Basicamente, quando falamos em taxa de financiamento imobiliário, estamos falando dos juros cobrados pelas instituições financeiras na hora de liberar um crédito imobiliário. 

Ou seja, o banco empresta o dinheiro para a compra do seu imóvel. Mas ele precisa, de alguma forma, lucrar com essa operação. E esse lucro vem com os juros cobrados em cima das prestações.

Um contrato entre o banco e você é feito. Mas não sem antes a instituição financeira se certificar de que você cumpre todas exigências para que as parcelas mensais sejam pagas normalmente até o fim do financiamento que, como já dissemos, pode ser de até 35 anos.

Desse modo, existem 3 tipos de juros: 

  1. Taxa nominal: essa taxa é fixa por um ano e não sofre variações durante os meses. Entretanto, pode-se ter variações entre os anos. Além disso, a taxa nominal são os juros, propriamente ditos, de um financiamento imobiliário e deve ser mencionada em todos os contratos;
  2. Taxa real: a taxa real é a taxa de juros nominal corrigida pela inflação do país;
  3. Taxa efetiva: é a taxa nominal quando existe capitalização, assim, ela passa a se chamar taxa efetiva. Desse modo, quando os juros são incorporados ao capital inicial, o valor a receber será maior do que o indicado pela taxa nominal, pois houve capitalização.

Como é composto o valor da prestação de um financiamento?
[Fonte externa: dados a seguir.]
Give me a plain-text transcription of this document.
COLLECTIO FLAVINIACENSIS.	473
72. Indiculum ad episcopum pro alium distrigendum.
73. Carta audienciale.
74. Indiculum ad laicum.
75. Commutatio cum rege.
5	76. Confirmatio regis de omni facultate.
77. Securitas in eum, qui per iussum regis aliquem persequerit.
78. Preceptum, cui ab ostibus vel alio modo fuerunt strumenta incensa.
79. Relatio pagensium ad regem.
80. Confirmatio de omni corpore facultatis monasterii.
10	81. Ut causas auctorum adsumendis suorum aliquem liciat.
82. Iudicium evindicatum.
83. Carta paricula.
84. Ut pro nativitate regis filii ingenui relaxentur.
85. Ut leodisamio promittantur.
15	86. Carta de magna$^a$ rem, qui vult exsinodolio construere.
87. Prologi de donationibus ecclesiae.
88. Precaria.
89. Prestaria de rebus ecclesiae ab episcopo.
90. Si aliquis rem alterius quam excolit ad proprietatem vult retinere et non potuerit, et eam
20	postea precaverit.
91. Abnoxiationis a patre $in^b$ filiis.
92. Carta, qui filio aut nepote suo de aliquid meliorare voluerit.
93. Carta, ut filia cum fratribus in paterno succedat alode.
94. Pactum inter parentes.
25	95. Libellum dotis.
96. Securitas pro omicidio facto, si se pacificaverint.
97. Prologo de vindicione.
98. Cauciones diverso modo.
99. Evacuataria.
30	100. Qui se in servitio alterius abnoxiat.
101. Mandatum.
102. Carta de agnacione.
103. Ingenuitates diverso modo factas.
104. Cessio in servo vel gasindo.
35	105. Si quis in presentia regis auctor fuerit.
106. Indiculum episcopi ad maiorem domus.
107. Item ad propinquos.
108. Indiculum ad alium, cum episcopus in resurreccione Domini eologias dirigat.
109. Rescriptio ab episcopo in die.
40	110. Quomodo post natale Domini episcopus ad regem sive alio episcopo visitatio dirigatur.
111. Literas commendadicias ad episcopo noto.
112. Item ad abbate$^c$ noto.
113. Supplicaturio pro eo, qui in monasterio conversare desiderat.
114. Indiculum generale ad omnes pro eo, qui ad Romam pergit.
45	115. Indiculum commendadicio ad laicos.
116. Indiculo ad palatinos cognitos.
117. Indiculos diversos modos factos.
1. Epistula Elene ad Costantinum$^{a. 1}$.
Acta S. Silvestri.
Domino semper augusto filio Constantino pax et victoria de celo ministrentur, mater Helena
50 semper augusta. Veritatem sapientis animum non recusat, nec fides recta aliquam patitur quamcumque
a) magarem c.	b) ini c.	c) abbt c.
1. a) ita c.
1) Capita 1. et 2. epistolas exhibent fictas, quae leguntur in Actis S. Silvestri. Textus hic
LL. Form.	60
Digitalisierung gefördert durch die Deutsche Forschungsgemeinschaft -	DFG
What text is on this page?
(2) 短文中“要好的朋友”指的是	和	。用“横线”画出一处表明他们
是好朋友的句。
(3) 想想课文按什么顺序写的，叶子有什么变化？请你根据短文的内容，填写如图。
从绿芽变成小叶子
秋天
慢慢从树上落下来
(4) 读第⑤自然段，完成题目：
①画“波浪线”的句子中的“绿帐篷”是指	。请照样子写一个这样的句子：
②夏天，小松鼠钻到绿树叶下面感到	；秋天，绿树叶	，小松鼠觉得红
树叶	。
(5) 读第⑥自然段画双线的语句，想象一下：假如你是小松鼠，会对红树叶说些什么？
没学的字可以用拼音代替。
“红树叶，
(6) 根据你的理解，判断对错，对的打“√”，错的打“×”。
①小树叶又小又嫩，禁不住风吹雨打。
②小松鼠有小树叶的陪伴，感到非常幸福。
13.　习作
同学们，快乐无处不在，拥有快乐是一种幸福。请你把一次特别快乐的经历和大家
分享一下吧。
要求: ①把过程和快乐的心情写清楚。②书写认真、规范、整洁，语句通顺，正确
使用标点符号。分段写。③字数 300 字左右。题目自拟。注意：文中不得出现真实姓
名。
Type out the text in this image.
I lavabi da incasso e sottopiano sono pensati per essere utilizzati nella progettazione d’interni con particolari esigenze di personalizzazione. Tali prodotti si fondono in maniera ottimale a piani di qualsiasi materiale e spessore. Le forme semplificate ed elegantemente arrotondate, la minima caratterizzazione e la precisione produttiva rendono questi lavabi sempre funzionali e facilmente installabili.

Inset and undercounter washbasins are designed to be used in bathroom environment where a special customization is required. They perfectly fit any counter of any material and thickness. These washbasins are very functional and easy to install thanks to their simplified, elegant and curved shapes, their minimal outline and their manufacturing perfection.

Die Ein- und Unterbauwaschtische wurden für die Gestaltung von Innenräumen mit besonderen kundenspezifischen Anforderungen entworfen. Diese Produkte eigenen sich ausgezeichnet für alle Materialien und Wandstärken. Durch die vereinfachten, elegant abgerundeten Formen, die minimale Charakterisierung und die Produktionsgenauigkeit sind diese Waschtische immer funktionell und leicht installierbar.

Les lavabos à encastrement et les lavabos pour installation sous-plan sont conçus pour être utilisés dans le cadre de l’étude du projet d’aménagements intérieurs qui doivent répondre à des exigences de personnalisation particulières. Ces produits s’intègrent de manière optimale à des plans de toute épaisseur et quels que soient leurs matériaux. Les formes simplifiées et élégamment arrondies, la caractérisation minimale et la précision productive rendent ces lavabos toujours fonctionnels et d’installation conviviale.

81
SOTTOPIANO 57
Ele é resultado da soma de várias partes. Uma parcela se destina à amortização da dívida, outra ao pagamento de juros e outra, ainda, ao seguro. E, finalmente, uma parcela correspondente à taxa de administração do contrato.

O que é o Custo Efetivo Total (CET)?

Em uma compra de imóvel financiado, além da taxa de financiamento imobiliário, há incidência de tarifas, encargos e outras taxas que, junto com os juros embutidos nas prestações, compõem o Custo Efetivo Total (CET).

E essa sigla de três letrinhas, o CET, também deve estar sempre no seu radar ao comprar um imóvel.

Veja alguns dos principais custos extras que compõem o CET:

  • Taxas de análise de crédito: cobrança feita para cobrir os custos da avaliação do perfil de crédito do interessado no crédito imobiliário;
  • Abertura de cadastro: apesar de não ser obrigatória, a Taxa de Abertura de Cadastro (TAC) é cobrada por muitas instituições;
  • Taxas administrativas: tarifas que variam de banco para banco e são cobradas para questões como manutenção de cadastro, por exemplo;
  • Seguros: muitas instituições financeiras exigem a inclusão de seguros que garantam o pagamento das prestações do financiamento, no caso de morte ou perda de emprego por parte da pessoa que tomou o crédito;
  • Imposto sobre Operação Financeira (IOF): tributação obrigatória, que incide em diversas operações financeiras e que precisa ser incluída no valor total do crédito imobiliário.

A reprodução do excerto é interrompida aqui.